Universities across the country are facing budget cuts, hiring freezes, and now, significant declines in on-campus job recruiting by Wall Street firms, as the effects of the financial crisis continue to ripple through the economy.
According to Michael A. Sciola, director of the Career Resource Center, the large investment banks and firms that typically come to campus—such as J.P. Morgan Chase and Goldman Sachs—have radically modified their recruiting practices in response to the financial meltdown.
“We caught wind last January that things were really tightening up with job recruiting,” Sciola said. “So we headed into last summer knowing that there would be less recruiting on campus…but no one could predict what happened next…it got really scary, really fast.”
While the markets began experiencing volatility during the summer months, these events did not deter the Wall Street recruiters scheduled to come to campus in the fall semester—even by August, representatives from investment banks and firms were still set on coming to campus.
However, in September, as the economy began its rapid decline and the prospects for a quick recovery dimmed, these investment banks and firms suspended on-campus job recruiting nationwide.
As Sciola explained, given the economic turmoil, many firms assessed, and ultimately decided to reduce, the number of job openings they intended to offer.
“With the reduction in job availability, many firms see no reason to attract more students through on-campus job recruiting,” Sciola said.
According to Challenger, Gray & Christmas, a national job placement company, financial companies cut over 153,000 jobs in 2007; this year, roughly 130,000 jobs in the financial sector have already been cut. The major players on Wall Street—including J.P. Morgan Chase, Goldman Sachs, Lehman Brothers, and Merrill Lynch—announced layoffs of 1,500 to 5,000 employees per firm between August 2007 and October 2008. For this same period, Citigroup announced layoffs of nearly 20,000 employees.
According to Associate Professor of Economics Wendy Rayack, several seniors have already approached her with concerns about the shrinking job market. While she maintains that a Wesleyan education offers students a competitive advantage in the job market, Rayack also recognizes the financial crisis’ impact on employment opportunities.
“I’m of the belief that Wesleyan students still have a significant advantage in the labor market,” Rayack said. “I’d recommend that people still go along with their plans. At the same time, students should be willing to accept conditions that they wouldn’t have considered in a different economic environment.”
According to Sciola, while the final number of hires for these banks and firms has yet to be determined, the Career Resource Center maintains active contact with alumni on Wall Street.
“Our goal is keeping students’ applications active and getting students hired,” he said. “The traditional path of being hired through the front door, where companies come on campus to recruit you, has been greatly reduced, and is few and far between. However, there are lots of jobs for seniors, especially smart, articulate Wesleyan grads. Students need to start early and be persistent, organized, and leverage the Wesleyan connection.”

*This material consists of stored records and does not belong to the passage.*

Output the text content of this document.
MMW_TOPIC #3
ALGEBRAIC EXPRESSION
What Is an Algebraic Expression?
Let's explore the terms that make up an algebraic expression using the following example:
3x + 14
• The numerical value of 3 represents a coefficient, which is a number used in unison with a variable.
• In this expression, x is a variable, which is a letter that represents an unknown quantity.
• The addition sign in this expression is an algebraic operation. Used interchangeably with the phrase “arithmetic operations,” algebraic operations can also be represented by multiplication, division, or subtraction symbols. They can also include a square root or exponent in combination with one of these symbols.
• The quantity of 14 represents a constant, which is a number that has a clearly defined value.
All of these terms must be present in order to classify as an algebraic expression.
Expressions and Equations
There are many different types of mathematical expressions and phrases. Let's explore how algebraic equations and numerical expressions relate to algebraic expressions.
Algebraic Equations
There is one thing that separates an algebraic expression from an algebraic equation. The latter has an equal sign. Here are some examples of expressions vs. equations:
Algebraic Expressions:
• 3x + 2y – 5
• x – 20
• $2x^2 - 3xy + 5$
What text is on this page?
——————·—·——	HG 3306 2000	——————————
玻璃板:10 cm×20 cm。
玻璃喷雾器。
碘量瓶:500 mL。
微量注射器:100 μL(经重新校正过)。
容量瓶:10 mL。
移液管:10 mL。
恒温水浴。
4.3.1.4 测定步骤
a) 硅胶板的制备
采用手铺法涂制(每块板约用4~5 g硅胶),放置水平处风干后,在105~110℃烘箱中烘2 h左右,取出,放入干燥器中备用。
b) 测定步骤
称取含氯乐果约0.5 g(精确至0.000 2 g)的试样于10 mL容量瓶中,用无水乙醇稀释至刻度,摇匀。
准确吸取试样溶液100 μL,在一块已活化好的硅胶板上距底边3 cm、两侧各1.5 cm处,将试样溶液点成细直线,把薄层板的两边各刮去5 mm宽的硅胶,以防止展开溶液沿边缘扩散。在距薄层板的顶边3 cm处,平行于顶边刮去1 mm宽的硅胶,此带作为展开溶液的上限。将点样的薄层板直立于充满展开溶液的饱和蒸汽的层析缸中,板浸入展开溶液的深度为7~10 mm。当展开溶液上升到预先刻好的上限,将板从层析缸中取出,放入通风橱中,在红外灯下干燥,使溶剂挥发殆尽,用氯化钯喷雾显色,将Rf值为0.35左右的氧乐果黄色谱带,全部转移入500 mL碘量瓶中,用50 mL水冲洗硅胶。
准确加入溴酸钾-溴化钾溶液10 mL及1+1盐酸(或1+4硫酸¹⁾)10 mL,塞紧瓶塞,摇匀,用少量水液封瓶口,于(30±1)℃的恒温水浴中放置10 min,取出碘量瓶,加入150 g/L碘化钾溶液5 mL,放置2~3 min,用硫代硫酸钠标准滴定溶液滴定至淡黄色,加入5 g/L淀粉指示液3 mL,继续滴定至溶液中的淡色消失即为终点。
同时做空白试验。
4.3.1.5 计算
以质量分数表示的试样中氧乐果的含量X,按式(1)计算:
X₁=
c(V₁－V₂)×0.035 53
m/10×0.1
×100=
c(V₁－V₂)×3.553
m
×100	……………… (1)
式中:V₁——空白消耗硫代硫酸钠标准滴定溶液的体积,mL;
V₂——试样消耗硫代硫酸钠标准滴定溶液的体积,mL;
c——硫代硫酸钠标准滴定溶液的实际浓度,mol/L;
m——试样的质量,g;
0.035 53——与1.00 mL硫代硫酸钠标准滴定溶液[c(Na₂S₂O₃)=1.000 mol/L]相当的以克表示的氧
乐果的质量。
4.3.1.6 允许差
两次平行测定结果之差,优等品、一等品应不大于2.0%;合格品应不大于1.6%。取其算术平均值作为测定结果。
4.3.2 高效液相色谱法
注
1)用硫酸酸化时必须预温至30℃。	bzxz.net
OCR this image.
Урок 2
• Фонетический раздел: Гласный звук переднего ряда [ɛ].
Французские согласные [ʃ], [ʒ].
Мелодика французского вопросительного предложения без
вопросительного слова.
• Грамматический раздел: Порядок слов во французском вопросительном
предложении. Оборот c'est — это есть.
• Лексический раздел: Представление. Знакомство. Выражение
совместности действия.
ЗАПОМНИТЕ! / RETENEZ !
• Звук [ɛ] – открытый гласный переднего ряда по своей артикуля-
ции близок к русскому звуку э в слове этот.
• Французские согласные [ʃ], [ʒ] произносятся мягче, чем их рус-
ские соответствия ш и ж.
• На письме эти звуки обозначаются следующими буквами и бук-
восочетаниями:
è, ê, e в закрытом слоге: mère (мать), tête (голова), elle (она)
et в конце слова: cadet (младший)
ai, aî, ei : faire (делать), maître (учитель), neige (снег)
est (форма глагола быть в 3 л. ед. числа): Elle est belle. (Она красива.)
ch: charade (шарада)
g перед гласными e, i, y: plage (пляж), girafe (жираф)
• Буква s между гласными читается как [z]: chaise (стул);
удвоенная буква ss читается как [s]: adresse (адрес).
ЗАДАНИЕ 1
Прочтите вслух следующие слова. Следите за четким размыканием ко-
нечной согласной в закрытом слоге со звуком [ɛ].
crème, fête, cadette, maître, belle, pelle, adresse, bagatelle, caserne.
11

Given the fragile economic environment, students are also encouraged to take creative approaches to finding and applying to jobs, particularly those in the financial sector.
“Students should certainly apply to other firms that are out there, ones where they will be better qualified candidates in the applicant pool,” said Associate Professor of Economics Christiaan Hogendorn.
In addition, graduate school and public service are recommended as alternatives to entering the job market upon graduation.
“A tried and true strategy is to go to graduate school,” Hogendorn said. “You can also try to find other types of training experiences—such as the Peace Corps—that will actually contribute to your human capital and may even allow you to defer your student loan payments.”
As Rayack noted, for students interested in graduate school, now is the best time to apply.
“If people have the resources to continue their education in economics or another field, this would certainly be a good time to do that…so as to wait out the downturn,” she said. “Students could also consider doing Teach for America, City Year Program or the Peace Corps. There are also many private, charitable nonprofits in need of assistance.”
Ultimately, students will have to reassess their plans to find a trajectory that best aligns with the current job market.
“As a graduating senior, you can get paralyzed and stressed out, or you can manage your time by putting in five to eight hours a week to reach out to alumni,” Sciola said. “The key to success is being intentional about your career search, not accidental…Go deeper than just the name brands. There are plenty of opportunities out there.”